2. Hash table : A hash table is a data structure that enables fast lookup, insertion, and deletion operations by mapping the keys of elements into a fixed-size table. The average time complexity of a hash table is O(1).

graph algorithm

Graph algorithms are used to solve problems related to graphs, such as finding the shortest path, minimum spanning tree, etc. The following are two classic graph algorithms:

1. Shortest Path : The shortest path problem is to find the shortest path from one vertex to another in a graph. Commonly used shortest path algorithms include Dijkstra algorithm and Bellman-Ford algorithm. Dijkstra's algorithm works on graphs with non-negative weights and has a time complexity of O(|V|^2) or O(|E|+|V|log|V|), depending on the implementation. The Bellman-Ford algorithm works on graphs with negative weights and has a time complexity of O(|V||E|).

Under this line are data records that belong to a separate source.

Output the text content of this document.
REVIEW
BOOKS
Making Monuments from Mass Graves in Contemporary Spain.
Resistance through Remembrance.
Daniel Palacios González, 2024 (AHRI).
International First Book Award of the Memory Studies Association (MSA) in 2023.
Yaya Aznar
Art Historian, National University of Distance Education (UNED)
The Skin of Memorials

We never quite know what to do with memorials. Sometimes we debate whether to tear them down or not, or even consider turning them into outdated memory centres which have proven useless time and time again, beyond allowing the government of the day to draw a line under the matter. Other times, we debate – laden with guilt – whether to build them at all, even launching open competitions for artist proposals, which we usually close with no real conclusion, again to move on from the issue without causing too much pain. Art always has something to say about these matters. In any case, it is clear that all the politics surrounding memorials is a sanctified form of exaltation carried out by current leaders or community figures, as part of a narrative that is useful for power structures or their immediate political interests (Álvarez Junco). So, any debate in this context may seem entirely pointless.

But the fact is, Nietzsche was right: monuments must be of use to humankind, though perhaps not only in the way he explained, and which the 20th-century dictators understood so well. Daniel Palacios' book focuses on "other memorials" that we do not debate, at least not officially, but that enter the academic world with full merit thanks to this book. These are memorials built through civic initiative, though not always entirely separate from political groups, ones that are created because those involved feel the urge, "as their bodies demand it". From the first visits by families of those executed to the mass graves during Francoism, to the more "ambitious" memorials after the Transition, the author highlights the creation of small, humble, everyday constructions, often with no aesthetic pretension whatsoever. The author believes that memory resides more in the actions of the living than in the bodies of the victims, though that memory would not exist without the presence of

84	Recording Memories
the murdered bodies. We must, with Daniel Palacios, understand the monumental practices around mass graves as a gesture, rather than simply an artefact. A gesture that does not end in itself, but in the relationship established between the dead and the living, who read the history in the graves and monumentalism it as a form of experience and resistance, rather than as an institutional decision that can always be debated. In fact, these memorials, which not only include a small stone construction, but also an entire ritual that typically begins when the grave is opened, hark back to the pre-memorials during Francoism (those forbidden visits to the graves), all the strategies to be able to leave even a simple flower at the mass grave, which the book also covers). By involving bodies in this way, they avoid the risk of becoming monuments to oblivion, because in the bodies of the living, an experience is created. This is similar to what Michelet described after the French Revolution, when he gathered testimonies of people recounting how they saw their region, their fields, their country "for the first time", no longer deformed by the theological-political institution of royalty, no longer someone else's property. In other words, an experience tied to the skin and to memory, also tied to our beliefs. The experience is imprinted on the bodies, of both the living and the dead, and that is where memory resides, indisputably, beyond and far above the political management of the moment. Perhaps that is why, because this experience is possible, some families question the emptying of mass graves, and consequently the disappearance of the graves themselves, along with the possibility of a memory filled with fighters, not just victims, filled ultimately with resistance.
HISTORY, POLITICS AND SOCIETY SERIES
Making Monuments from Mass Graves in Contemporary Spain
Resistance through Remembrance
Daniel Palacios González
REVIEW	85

2. Minimum spanning tree : The minimum spanning tree problem is to find the minimum weight connected subgraph of a connected undirected graph. Commonly used minimum spanning tree algorithms are Kruskal's algorithm and Prim's algorithm. The time complexity of Kruskal's algorithm is O(|E|log|E|), and the time complexity of Prim's algorithm is O(|V|^2) or O(|E|+|V|log|V|), depending on in the way of implementation.

dynamic programming

Dynamic programming is a method for solving optimization problems. Its core idea is to decompose the problem into several sub-problems and store the solutions of the sub-problems to avoid repeated calculations. Dynamic programming is suitable for problems with overlapping subproblems and optimal substructure. Classical dynamic programming problems include knapsack problem, longest common subsequence, longest ascending subsequence, etc.

divide and conquer strategy

The divide-and-conquer strategy is a method of solving problems. It decomposes a large problem into several small problems, then recursively solves the small problems, and combines the solutions of these small problems into the solution of the original problem. Divide and conquer strategy is suitable for problems with recursive structure. In addition to the aforementioned quick sort and merge sort, other classic divide-and-conquer algorithms include Strassen matrix multiplication, Karatsuba large number multiplication, etc.

Summarize

As a programmer, it is very important to master these classic algorithms. These algorithms not only often appear in interviews, but also have a wide range of applications in actual work. By learning these algorithms, you will improve your programming ability and better solve practical problems. Of course, the algorithms introduced here are just the tip of the iceberg. As programmers, we should keep learning and exploring to deal with increasingly complex computing problems.